Despite the local music and lifestyle industry being unregulated; and in some instances outside of the official taxation, organization, registration and compliance structure, it does contribute greatly to the country’s welfare. In areas such as:

i. Generating income through registered entities such as record shops and studios.

ii. Generates lots of intellectual property and content; much of which is under-exploited, not compensated for and generally not understood.

iii. It generates a lot of popularity for Brand Jamaica in the international arena.

iv. It’s used in society throughout corporate and government advertising and publicity campaigns.

Our music is an important part of our proud existence. This is inherent in the numerous events held annually and the number of studious existing in the island. The diversity suites many taste with music such as:

Traditional reggae

Foundation music

Current and old dancehall

Various alternative spin-offs

Non-traditional reggae

However with this strong inherent in or society there as been no national investment in show venues or development programmes for the industry.

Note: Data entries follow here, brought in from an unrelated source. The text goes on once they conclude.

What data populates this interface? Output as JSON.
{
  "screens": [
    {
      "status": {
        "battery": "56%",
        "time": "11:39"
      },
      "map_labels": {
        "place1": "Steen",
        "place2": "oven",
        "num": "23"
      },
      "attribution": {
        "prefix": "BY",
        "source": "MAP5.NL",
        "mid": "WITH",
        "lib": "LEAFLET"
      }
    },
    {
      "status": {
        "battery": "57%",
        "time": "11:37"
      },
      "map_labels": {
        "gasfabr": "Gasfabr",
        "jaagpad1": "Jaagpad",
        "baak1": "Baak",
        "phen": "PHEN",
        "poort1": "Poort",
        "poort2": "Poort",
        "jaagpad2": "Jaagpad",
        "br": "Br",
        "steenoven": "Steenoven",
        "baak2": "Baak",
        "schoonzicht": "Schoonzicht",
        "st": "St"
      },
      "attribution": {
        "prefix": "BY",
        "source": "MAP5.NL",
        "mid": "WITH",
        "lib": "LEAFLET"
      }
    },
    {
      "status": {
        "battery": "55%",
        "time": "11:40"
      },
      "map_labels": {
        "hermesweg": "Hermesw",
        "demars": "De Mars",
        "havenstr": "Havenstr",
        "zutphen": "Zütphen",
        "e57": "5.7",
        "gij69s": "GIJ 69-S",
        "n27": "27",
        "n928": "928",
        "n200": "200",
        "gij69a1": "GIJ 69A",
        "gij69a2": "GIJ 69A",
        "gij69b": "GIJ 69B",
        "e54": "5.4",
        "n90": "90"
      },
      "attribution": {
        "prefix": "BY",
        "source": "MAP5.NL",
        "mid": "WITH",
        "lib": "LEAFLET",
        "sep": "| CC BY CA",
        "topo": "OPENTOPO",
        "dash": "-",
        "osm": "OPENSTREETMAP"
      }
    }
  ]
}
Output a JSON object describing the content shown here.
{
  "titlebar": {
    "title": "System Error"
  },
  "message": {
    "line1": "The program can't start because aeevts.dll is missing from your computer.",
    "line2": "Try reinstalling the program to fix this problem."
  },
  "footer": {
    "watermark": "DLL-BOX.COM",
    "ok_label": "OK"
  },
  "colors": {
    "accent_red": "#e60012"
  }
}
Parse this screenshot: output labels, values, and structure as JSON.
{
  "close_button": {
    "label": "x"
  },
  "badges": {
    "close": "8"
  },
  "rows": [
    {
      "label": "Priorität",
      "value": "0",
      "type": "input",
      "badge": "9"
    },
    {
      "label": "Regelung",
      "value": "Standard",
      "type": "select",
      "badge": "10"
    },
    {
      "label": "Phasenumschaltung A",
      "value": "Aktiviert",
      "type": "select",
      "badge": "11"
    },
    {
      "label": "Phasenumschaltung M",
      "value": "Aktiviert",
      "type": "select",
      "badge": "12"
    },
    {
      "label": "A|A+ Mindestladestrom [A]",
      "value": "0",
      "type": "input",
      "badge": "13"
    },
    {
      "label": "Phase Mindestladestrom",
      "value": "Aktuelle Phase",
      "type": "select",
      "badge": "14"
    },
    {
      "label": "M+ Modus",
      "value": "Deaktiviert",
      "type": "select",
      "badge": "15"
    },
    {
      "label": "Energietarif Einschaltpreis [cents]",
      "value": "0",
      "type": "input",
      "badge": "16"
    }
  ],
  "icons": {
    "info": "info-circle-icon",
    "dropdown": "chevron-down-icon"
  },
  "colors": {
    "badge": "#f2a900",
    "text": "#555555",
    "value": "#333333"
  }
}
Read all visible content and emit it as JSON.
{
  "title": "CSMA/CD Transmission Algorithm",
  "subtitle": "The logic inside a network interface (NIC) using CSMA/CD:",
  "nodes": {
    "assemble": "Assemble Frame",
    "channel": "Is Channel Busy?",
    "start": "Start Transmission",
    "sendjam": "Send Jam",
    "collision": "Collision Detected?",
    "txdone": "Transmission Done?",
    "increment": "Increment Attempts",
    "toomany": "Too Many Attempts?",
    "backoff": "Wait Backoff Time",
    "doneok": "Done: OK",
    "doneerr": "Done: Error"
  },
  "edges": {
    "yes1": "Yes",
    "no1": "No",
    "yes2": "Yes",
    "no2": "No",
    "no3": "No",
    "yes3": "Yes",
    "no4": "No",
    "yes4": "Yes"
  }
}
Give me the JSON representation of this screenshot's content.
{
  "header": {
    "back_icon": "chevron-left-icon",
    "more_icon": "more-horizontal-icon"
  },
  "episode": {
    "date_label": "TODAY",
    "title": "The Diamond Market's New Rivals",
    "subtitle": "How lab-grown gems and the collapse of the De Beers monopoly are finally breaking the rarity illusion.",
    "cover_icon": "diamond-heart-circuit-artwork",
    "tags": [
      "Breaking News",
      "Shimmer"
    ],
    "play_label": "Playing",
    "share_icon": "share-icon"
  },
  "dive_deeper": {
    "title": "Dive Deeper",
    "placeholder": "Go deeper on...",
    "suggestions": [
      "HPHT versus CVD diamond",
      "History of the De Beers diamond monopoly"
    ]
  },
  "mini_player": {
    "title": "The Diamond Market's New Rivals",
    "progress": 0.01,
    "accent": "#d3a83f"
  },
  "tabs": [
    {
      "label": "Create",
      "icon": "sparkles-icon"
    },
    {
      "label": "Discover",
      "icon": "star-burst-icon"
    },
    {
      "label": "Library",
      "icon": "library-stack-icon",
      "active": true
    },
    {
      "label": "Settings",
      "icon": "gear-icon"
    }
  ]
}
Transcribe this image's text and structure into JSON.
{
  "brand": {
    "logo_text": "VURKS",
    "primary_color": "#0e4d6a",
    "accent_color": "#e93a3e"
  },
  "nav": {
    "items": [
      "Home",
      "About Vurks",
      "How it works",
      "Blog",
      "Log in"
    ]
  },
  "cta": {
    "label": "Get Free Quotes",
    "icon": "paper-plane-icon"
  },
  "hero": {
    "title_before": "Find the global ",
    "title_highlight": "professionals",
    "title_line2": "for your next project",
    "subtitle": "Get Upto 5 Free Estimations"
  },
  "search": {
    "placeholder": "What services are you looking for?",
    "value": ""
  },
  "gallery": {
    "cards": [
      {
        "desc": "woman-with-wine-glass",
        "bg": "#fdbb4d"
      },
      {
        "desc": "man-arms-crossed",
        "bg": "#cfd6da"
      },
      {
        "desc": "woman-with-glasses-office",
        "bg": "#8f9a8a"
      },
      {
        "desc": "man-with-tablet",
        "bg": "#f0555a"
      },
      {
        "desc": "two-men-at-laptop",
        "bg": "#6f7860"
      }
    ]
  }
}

No definitive agency has been established that has a clear understanding or undertaking to address the entertainment industry. No laws on the book that try to protect and nurture what comes out of the industry. No progammes in school that teaches young people music and no university that targets producing professionals that can enter our lifestyle industry. However recently steps have been taken to limit the time frame of live events and this poses a serious threat to the many entities that thrive off the industry. We should learn to stagger hours of some events and introduce a quota system, where certain amounts of events can be held late per month/year.


Brand Jamaica’s growth and development lies within the integration of intellectual property seamlessly into the economic and social machineries. One downfall of entertainment and lifestyle industry is its lack of organization within.

Players within the industry must collate aims and objectives, and work cohesively towards them.

Additionally, we need to challenge the leaders of our society to create development policies and programmes for our industry as Reggae is no longer restricted to Jamaica, neither dancehall e.g. Reggae ton.

If we don’t keep what is ours, others will realize the value and claim it, and then we’ll have nothing left.